OneHotArrays.jl icon indicating copy to clipboard operation
OneHotArrays.jl copied to clipboard

Support Categorical Values directly

Open schlichtanders opened this issue 1 year ago • 3 comments

Motivation and description

In Data Science CategoricalArrays.CategoricalValue or CategoricalArrays.CategoricalVector and the like appear often. (RDatasets loads DataFrames with columns of that type by default).

It would be great if onehotbatch could simply be applied on this.

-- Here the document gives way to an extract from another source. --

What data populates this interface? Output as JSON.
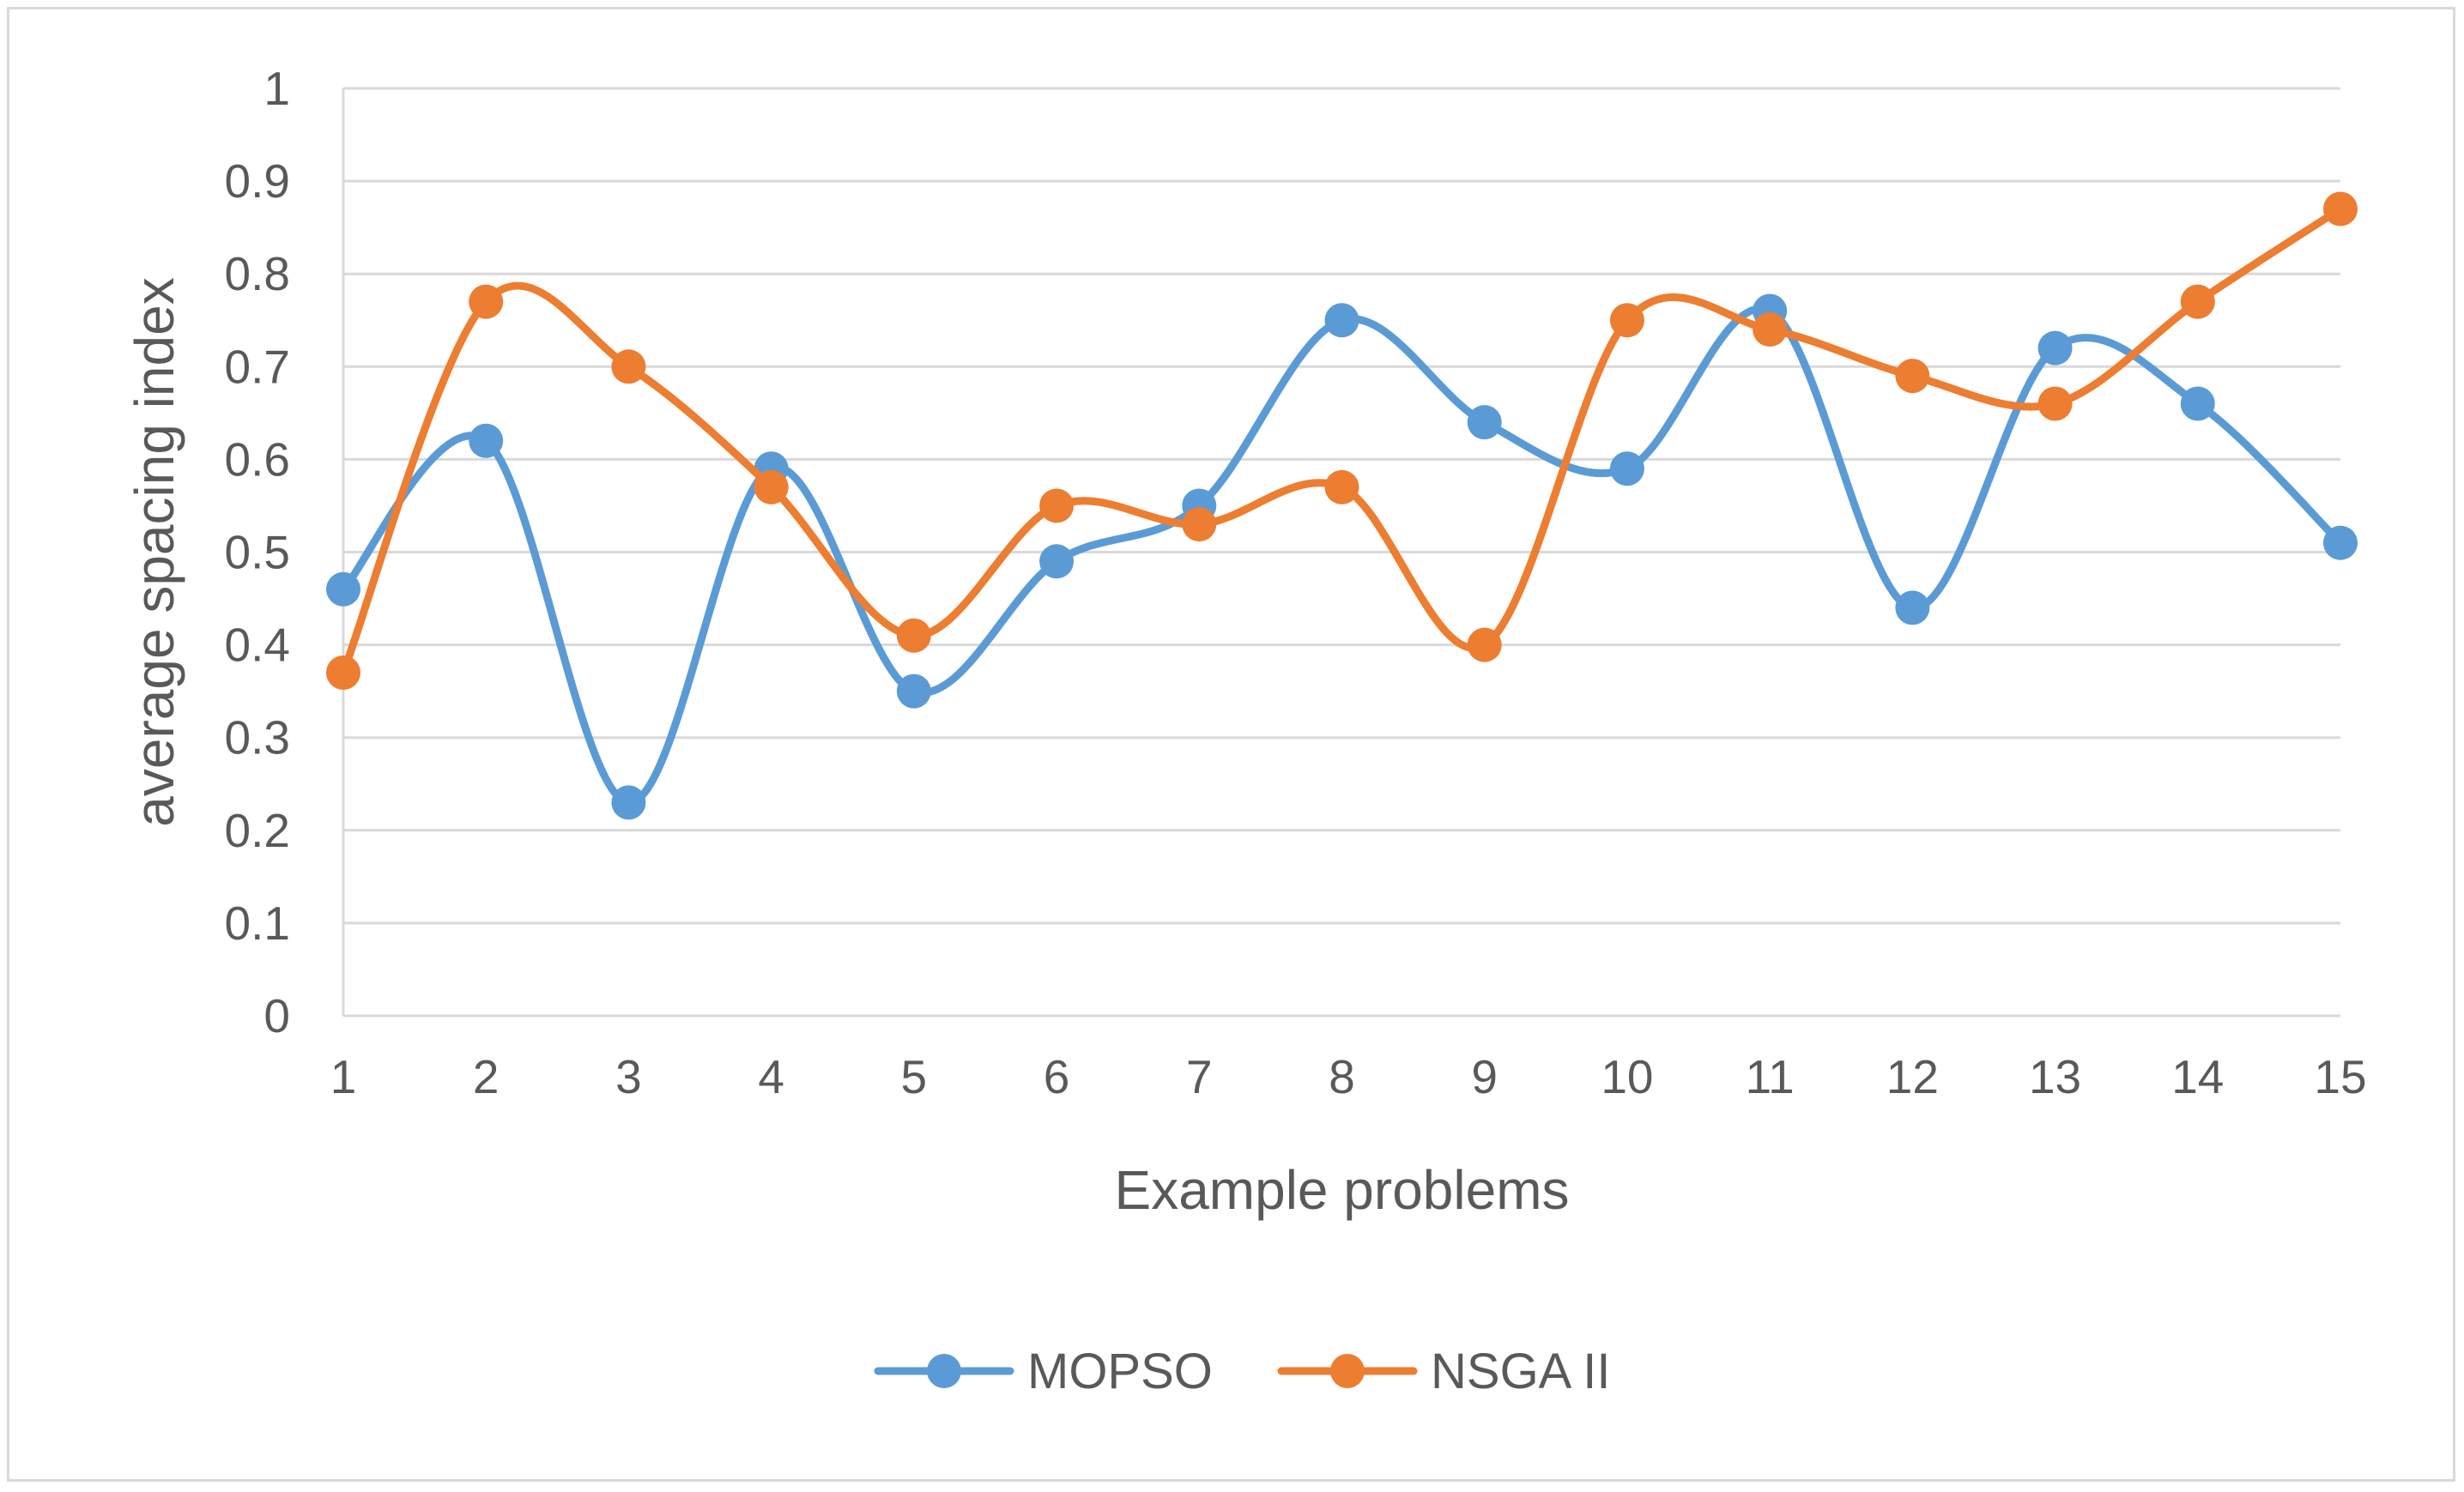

I just came to this package, still figuring out how to transform such a Categorical Value/Vector into onehot Vector/Matrix... It is very possible that I missed something obvious

Possible Implementation

No response

schlichtanders avatar Feb 28 '24 10:02 schlichtanders

Attempting to construct the minimal object:

julia> using CategoricalArrays, OneHotArrays

julia> cv = CategoricalArrays.CategoricalValue('b', CategoricalArray('a':'z'))
CategoricalValue{Char, UInt32} 'b'

julia> dump(cv)
CategoricalValue{Char, UInt32}
  pool: CategoricalPool{Char, UInt32, CategoricalValue{Char, UInt32}}
    levels: Array{Char}((26,))
      1: Char 'a'
      2: Char 'b'
      3: Char 'c'
      4: Char 'd'
      5: Char 'e'
      ...
      22: Char 'v'
      23: Char 'w'
      24: Char 'x'
      25: Char 'y'
      26: Char 'z'
    invindex: Dict{Char, UInt32}
      slots: Memory{UInt8}
        length: Int64 64
        ptr: Ptr{Nothing} @0x0000000160607020
    ...

julia> cv.pool.levels
26-element Vector{Char}:
 'a': ASCII/Unicode U+0061 (category Ll: Letter, lowercase)
 'b': ASCII/Unicode U+0062 (category Ll: Letter, lowercase)
 'c': ASCII/Unicode U+0063 (category Ll: Letter, lowercase)
 'd': ASCII/Unicode U+0064 (category Ll: Letter, lowercase)
...

julia> Int(cv.ref), length(cv.pool.levels)
(2, 26)

julia> OneHotArrays.onehot(cv::CategoricalValue) = OneHotVector(cv.ref, length(cv.pool.levels))

julia> onehot(cv)
26-element OneHotVector(::UInt32) with eltype Bool:
 ⋅
 1
 ⋅
 ⋅
 ⋅
 ⋅
...

julia> dump(onehot(cv))
OneHotVector{UInt32}
  indices: UInt32 0x00000002
  nlabels: Int64 26

Are these two integers all that's required, or are there more complicated examples?

mcabbott avatar Feb 28 '24 14:02 mcabbott

I think this is all, but I am not an expert on CategoricalArrays

schlichtanders avatar Feb 29 '24 07:02 schlichtanders

See #54 for a start. Probably need someone to come up with a list of CategoricalArrays examples worth testing.

mcabbott avatar May 02 '25 14:05 mcabbott